In other words, if we want to see a renewed understanding of Catholic marriage we have to start with school and college as well as with couples or parents in the home. As the article by Kimberly Scharfenberger points out, a faithful Catholic college’s influence on its students can yield extraordinary fruits. Two religious Sisters, one from the Catholic University of America (CUA) and the other from the Franciscan University at Steubenville, both testify to how their college experience “helped form their spiritual lives and nourish their religious vocations.”
Sister Agnus Dei testified that her time at CUA was “pivotal in establishing me in my Catholic identity”. She mentioned other graduates who had become priests and sisters, while others had embraced “beautiful marriages” and large families. Sister Mary Louise, related how the many religious and priests around the campus at Steubenville helped her to understand “that such persons were normal and their lives could be attractive to average persons.”
These liberal arts colleges remind one how different it is in the UK, where almost all universities, including those in the Russell Group, are entirely secular and where it is only through a Catholic chaplaincy that Catholic students might be given the help to navigate their studies, their peer group and their milieu. The idea of a liberal arts college is to educate the whole person and, as the article explains, “to put one in touch with the deepest truths of the human person through philosophy, humanities, theology and the arts.”

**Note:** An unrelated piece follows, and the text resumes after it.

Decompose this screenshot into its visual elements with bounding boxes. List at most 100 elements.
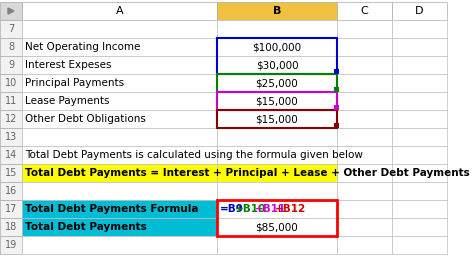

This flourishing of Catholic life on the campus in the US would have gladdened the heart of Cardinal Newman whose own views on education lie behind the Society bearing his name that provides American would-be students with information regarding the faithful Catholic life of a so-called Catholic college. Paul Shrimpton’s excellent book, The Making of Men, which I blogged about last year, shows how Newman regarded Catholic higher education as a comprehensive undertaking: the faith underpinning and illuminating each faculty.
In all the years of my own Catholic education – convent schools from the age of five to eighteen – I had never come across this way of looking at faith. The subjects we studied were never shown in relation to each other and never presented as different aspects of educating “the whole person”. No wonder so many young Catholics today are ill-equipped by the time they reach university, unable to relate their faith to their lives or to their studies.
Ryan NS Topping, an influential American Catholic writer on education and a fellow of Thomas More College of Liberal Arts, in his book, The Case for Catholic Education, presents another aspect, focusing on lower down the educational ladder: at primary and secondary school. He suggests that “what has been lost from view even within Catholic schools is a sense of the unifying vision of a liberal education” ie. helping pupils to define what it means to lead “a good life”. He is highly critical of much modern Catholic education in the US, which is “soft on doctrine, rich in psychology and high on tolerance.”
Topping’s book, published by Angelico Press and well worth reflecting on, reminds one that part of the reason Pope Francis has called this synod is because so many young couples are poorly instructed in the seriousness of the sacrament of marriage. And this, as Topping would suggest, is because “we have failed to teach the faith to children in school” – and to tell them that there is objective moral truth rather than mere “opinion”.